Woman jailed for reporting bogus text threats
A woman in Orange County, Calif., claims hundreds of threatening texts were sent by her ex-boyfriend and his sister-in-law. After they are arrested, it emerges that the woman sent the texts to herself.
There are days when I really don't like myself very much. Sometimes, I even curse the very ground I tread and the being that I have willfully become.
However, if I write these feelings down, I try to make sure that they're in a very private corner of my laptop or, at the very least, hidden in one of the self-help books in my bookcase.
It seems, though, that Jeanne Mundango Manunga, a 25-year-old woman from Santa Ana, Calif., took a slightly different philosophical approach.
According to the Orange County Register, Manunga wanted to make people believe that it was others who disliked her. That, indeed someone was out to get her. Actually two someones-- her ex-boyfriend and his sister-in-law.
She informed her local police department--actually, three of her local police departments--that she was receiving nasty, nasty texts from these two people.
It seems she paid various police departments at least 19 visits. This somehow persuaded the police to finally issue arrest warrants for the alleged miscreants. In fact, the sister-in-law was arrested three times and spent some time locked up while she tried to raise bail.
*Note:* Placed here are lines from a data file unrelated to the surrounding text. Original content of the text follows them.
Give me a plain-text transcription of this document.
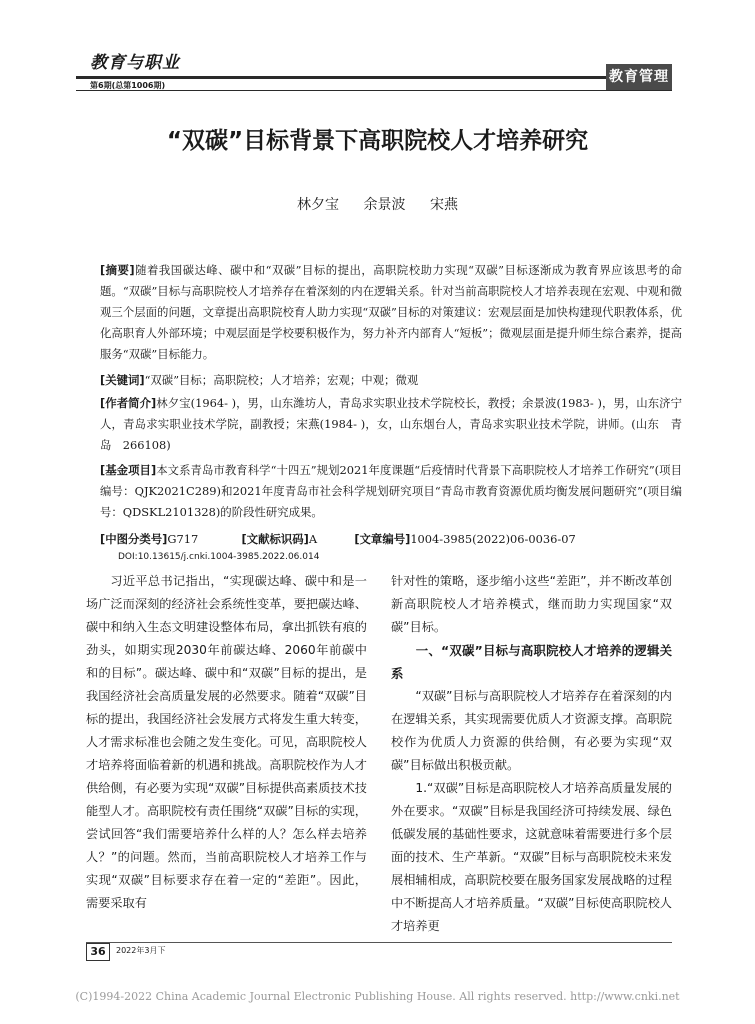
教育与职业
第6期(总第1006期)
教育管理
“双碳”目标背景下高职院校人才培养研究
林夕宝 余景波 宋燕
[摘要]随着我国碳达峰、碳中和“双碳”目标的提出，高职院校助力实现“双碳”目标逐渐成为教育界应该思考的命题。“双碳”目标与高职院校人才培养存在着深刻的内在逻辑关系。针对当前高职院校人才培养表现在宏观、中观和微观三个层面的问题，文章提出高职院校育人助力实现“双碳”目标的对策建议：宏观层面是加快构建现代职教体系，优化高职育人外部环境；中观层面是学校要积极作为，努力补齐内部育人“短板”；微观层面是提升师生综合素养，提高服务“双碳”目标能力。
[关键词]“双碳”目标；高职院校；人才培养；宏观；中观；微观
[作者简介]林夕宝(1964- )，男，山东潍坊人，青岛求实职业技术学院校长，教授；余景波(1983- )，男，山东济宁人，青岛求实职业技术学院，副教授；宋燕(1984- )，女，山东烟台人，青岛求实职业技术学院，讲师。(山东　青岛　266108)
[基金项目]本文系青岛市教育科学“十四五”规划2021年度课题“后疫情时代背景下高职院校人才培养工作研究”(项目编号：QJK2021C289)和2021年度青岛市社会科学规划研究项目“青岛市教育资源优质均衡发展问题研究”(项目编号：QDSKL2101328)的阶段性研究成果。
[中图分类号]G717	[文献标识码]A	[文章编号]1004-3985(2022)06-0036-07
DOI:10.13615/j.cnki.1004-3985.2022.06.014

习近平总书记指出，“实现碳达峰、碳中和是一场广泛而深刻的经济社会系统性变革，要把碳达峰、碳中和纳入生态文明建设整体布局，拿出抓铁有痕的劲头，如期实现2030年前碳达峰、2060年前碳中和的目标”。碳达峰、碳中和“双碳”目标的提出，是我国经济社会高质量发展的必然要求。随着“双碳”目标的提出，我国经济社会发展方式将发生重大转变，人才需求标准也会随之发生变化。可见，高职院校人才培养将面临着新的机遇和挑战。高职院校作为人才供给侧，有必要为实现“双碳”目标提供高素质技术技能型人才。高职院校有责任围绕“双碳”目标的实现，尝试回答“我们需要培养什么样的人？怎么样去培养人？”的问题。然而，当前高职院校人才培养工作与实现“双碳”目标要求存在着一定的“差距”。因此，需要采取有

针对性的策略，逐步缩小这些“差距”，并不断改革创新高职院校人才培养模式，继而助力实现国家“双碳”目标。

一、“双碳”目标与高职院校人才培养的逻辑关系

“双碳”目标与高职院校人才培养存在着深刻的内在逻辑关系，其实现需要优质人才资源支撑。高职院校作为优质人力资源的供给侧，有必要为实现“双碳”目标做出积极贡献。

1.“双碳”目标是高职院校人才培养高质量发展的外在要求。“双碳”目标是我国经济可持续发展、绿色低碳发展的基础性要求，这就意味着需要进行多个层面的技术、生产革新。“双碳”目标与高职院校未来发展相辅相成，高职院校要在服务国家发展战略的过程中不断提高人才培养质量。“双碳”目标使高职院校人才培养更

36	2022年3月下
(C)1994-2022 China Academic Journal Electronic Publishing House. All rights reserved. http://www.cnki.net
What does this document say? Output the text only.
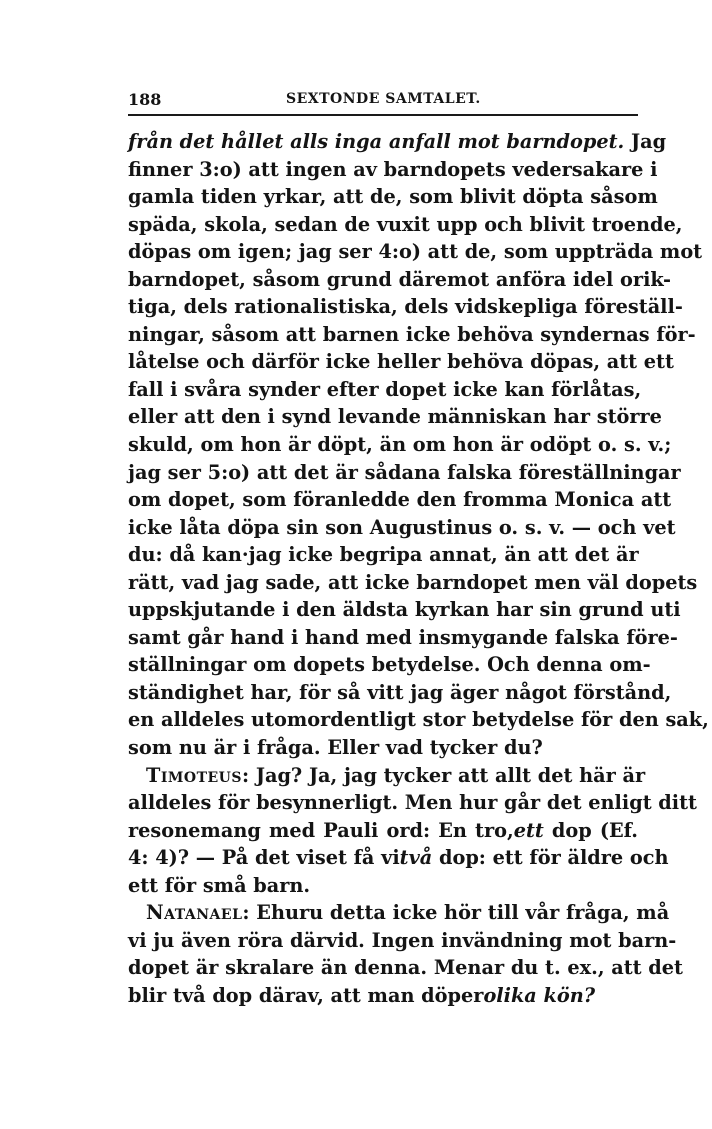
188	SEXTONDE SAMTALET.
från det hållet alls inga anfall mot barndopet. Jag
finner 3:o) att ingen av barndopets vedersakare i
gamla tiden yrkar, att de, som blivit döpta såsom
späda, skola, sedan de vuxit upp och blivit troende,
döpas om igen; jag ser 4:o) att de, som uppträda mot
barndopet, såsom grund däremot anföra idel orik-
tiga, dels rationalistiska, dels vidskepliga föreställ-
ningar, såsom att barnen icke behöva syndernas för-
låtelse och därför icke heller behöva döpas, att ett
fall i svåra synder efter dopet icke kan förlåtas,
eller att den i synd levande människan har större
skuld, om hon är döpt, än om hon är odöpt o. s. v.;
jag ser 5:o) att det är sådana falska föreställningar
om dopet, som föranledde den fromma Monica att
icke låta döpa sin son Augustinus o. s. v. — och vet
du: då kan·jag icke begripa annat, än att det är
rätt, vad jag sade, att icke barndopet men väl dopets
uppskjutande i den äldsta kyrkan har sin grund uti
samt går hand i hand med insmygande falska före-
ställningar om dopets betydelse. Och denna om-
ständighet har, för så vitt jag äger något förstånd,
en alldeles utomordentligt stor betydelse för den sak,
som nu är i fråga. Eller vad tycker du?
Timoteus: Jag? Ja, jag tycker att allt det här är
alldeles för besynnerligt. Men hur går det enligt ditt
resonemang med Pauli ord: En tro,ett dop (Ef.
4: 4)? — På det viset få vitvå dop: ett för äldre och
ett för små barn.
Natanael: Ehuru detta icke hör till vår fråga, må
vi ju även röra därvid. Ingen invändning mot barn-
dopet är skralare än denna. Menar du t. ex., att det
blir två dop därav, att man döperolika kön?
The ex-boyfriend and his sister-in-law were quite convinced that something was afoot. So, they went along to a cell phone store, where they happily learned that Manunga had bought a pre-paid cell phone under her sister-in-law's name.
Once the police had worked out that most of the calls had been made from places that seemed remarkably adjacent to Manunga's home or place of employment, their suspicions were deeply aroused.
This all led to a jury of her peers deciding that Manunga was guilty of three felony counts of false imprisonment by fraud or deceit and two misdemeanor counts of making a false police report. For she had, indeed, sent the threatening text messages from the pre-paid phone to her own original cell phone. Perhaps she had an unlimited texting plan.
This had been an act of some commitment. There had been hundreds of threatening text messages that must have taken some time to compose. So one can only imagine what might have motivated Manunga to embark on such a treacherous path to ignominy.
Like many who purchase pre-paid cell phones for nefarious purposes, she thought she could get away with it. Instead she will have to now spend a year in jail and quite some time, one fears, talking to herself.